Key Indian criminal laws now available in Urdu
Mumbai, March 25, 2013
First Published: 18:16 IST(25/3/2013)
Last Updated: 18:21 IST(25/3/2013)
For the first time in India, key criminal laws as well as a dictionary of legal terms have been made available in Urdu.
The "Taziraat-e-Hind" or the Indian Penal Code, 1860, and the "Qanoon Shahadat-e-Hind" or the Indian Evidence Act, 1872, are an authentic translated version
and bear the laws in Urdu both in Persian and Devnagri scripts, said the chief translator, Muhammad Irshad Hanif, said Sunday.
The translations have been brought out by a New Delhi-based publishing house, along with a broadbased legal dictionary, billed as the first of its kind in the country, and encompassing over 52,000 legal terms. It was also released recently.
"It has a foreword written by Chief Justice of India Altamas Kabir. Though the dictionary is focused on the Indian legal system, it will have wide usage even in the international sphere," Hanif said.
"Justice (retd.) Markandey Katju has been very kind enough to pen a foreword for the translations of the laws, which has been a matter of great encouragement," Hanif told IANS.
Top criminal lawyer Majeed Memon said these three translations would greatly benefit the legal fraternity.
"In my four decades in the legal career, I have never come across any law books in Urdu and this should help us all," Memon said.
Jamiat Ulama-e-Maharashtra legal panel member, lawyer Shahid N. Ansari said this is the first time that the line-to-line translation of the two laws is available in Urdu.
"It will immensely help the legal fraternity, especially the litigants to understand the legal nuances in their cases in courts," Ansari said.
The publication house, Imaan Media and Publishing House Pvt. Ltd. (IMPH) will shortly bring out translations of the Criminal Procedure Code (Cr.PC), 1973, and other Indian laws, Hanif said.
He said a Hindi version of these laws, brought out by some private publishers, was available but was not up to the mark.
"Not only is the quality of translation very poor, there are glaring errors in the translated versions which can be very misleading for the readers," he said.
He added that with these books, the ordinary litigants would be more empowered with correct knowledge of the laws and in a better position to understand their lawyers, rights and liabilities, as well as the legal proceedings in the courts.
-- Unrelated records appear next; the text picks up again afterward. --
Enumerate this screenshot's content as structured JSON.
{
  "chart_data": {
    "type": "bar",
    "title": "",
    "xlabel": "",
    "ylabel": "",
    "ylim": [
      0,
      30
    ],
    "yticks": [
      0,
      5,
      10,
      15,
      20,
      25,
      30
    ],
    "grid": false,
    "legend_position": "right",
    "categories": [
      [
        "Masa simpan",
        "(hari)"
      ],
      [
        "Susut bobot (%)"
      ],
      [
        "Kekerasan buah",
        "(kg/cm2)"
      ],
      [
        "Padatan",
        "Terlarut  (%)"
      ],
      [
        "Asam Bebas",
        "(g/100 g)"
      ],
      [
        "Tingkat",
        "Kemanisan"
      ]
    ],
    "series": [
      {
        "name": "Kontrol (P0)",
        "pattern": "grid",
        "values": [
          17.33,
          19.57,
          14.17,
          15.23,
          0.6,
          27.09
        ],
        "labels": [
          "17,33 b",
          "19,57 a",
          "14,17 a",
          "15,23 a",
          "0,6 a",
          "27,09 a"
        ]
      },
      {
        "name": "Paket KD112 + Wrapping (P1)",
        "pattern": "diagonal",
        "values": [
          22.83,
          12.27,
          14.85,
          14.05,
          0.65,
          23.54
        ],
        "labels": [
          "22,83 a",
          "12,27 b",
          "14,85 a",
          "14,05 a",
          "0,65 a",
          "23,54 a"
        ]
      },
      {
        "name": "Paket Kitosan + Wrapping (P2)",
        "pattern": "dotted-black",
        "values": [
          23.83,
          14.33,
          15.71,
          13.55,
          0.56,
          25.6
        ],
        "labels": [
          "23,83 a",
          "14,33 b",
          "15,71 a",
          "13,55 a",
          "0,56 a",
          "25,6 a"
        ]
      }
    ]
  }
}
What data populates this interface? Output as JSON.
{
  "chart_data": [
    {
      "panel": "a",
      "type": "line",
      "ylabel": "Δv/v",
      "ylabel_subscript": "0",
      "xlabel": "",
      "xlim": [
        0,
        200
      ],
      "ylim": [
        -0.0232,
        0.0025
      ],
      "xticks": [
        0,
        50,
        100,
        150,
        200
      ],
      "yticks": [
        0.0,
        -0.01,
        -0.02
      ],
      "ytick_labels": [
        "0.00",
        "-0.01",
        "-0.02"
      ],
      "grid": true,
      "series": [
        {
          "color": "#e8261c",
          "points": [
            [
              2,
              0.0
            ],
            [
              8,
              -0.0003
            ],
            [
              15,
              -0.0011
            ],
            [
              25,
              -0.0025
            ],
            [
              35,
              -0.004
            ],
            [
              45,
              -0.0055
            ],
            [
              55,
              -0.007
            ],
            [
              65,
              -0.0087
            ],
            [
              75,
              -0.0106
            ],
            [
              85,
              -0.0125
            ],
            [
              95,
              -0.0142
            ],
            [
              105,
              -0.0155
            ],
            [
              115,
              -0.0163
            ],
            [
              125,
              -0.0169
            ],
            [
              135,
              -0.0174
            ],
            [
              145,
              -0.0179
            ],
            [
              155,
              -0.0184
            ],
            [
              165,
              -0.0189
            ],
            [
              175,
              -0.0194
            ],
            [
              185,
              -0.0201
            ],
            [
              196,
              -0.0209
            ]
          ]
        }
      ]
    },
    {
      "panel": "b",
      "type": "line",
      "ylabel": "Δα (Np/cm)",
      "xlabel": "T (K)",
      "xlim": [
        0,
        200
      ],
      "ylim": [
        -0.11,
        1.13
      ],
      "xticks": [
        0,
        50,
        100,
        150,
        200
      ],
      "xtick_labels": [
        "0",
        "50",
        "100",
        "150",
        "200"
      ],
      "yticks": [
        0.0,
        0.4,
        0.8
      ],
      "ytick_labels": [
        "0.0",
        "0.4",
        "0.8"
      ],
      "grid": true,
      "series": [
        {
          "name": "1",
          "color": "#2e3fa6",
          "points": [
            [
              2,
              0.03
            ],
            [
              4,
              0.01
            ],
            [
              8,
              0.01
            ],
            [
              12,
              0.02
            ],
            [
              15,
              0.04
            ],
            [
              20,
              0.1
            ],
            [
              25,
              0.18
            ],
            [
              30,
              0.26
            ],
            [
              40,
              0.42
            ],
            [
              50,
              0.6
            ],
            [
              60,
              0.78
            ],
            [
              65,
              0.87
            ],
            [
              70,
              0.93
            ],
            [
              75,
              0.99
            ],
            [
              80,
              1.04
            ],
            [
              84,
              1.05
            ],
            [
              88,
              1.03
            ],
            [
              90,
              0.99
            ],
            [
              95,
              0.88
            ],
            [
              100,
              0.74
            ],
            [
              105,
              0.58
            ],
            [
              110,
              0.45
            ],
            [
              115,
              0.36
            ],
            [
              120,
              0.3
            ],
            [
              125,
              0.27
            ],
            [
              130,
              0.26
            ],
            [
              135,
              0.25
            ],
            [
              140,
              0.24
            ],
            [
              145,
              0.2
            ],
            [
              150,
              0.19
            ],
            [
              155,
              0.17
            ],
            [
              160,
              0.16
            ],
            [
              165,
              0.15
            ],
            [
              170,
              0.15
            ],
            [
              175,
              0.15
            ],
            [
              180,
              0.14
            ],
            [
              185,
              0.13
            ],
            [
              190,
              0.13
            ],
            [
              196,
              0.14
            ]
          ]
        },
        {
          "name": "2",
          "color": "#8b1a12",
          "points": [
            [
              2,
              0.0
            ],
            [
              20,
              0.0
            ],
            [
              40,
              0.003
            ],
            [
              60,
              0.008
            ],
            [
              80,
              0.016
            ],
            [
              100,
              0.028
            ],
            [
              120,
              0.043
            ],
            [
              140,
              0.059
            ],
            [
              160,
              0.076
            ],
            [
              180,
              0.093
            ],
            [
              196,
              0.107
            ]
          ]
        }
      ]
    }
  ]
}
"Very soon, we shall come out with the Cr.PC and all other Indian laws in easy-to-use Urdu in Persian and Devnagari scripts," he assured.
Hanif said that at present most of the legal work, barring in some lower courts, continues to be carried out in English and a vast majority of the laws are also not understood by most people knocking at the doors of courts of law.
He expressed optimism that the new translated versions as well as the legal dictionary would help clear the peoples' doubts on many issues and help them face the legal system with more confidence.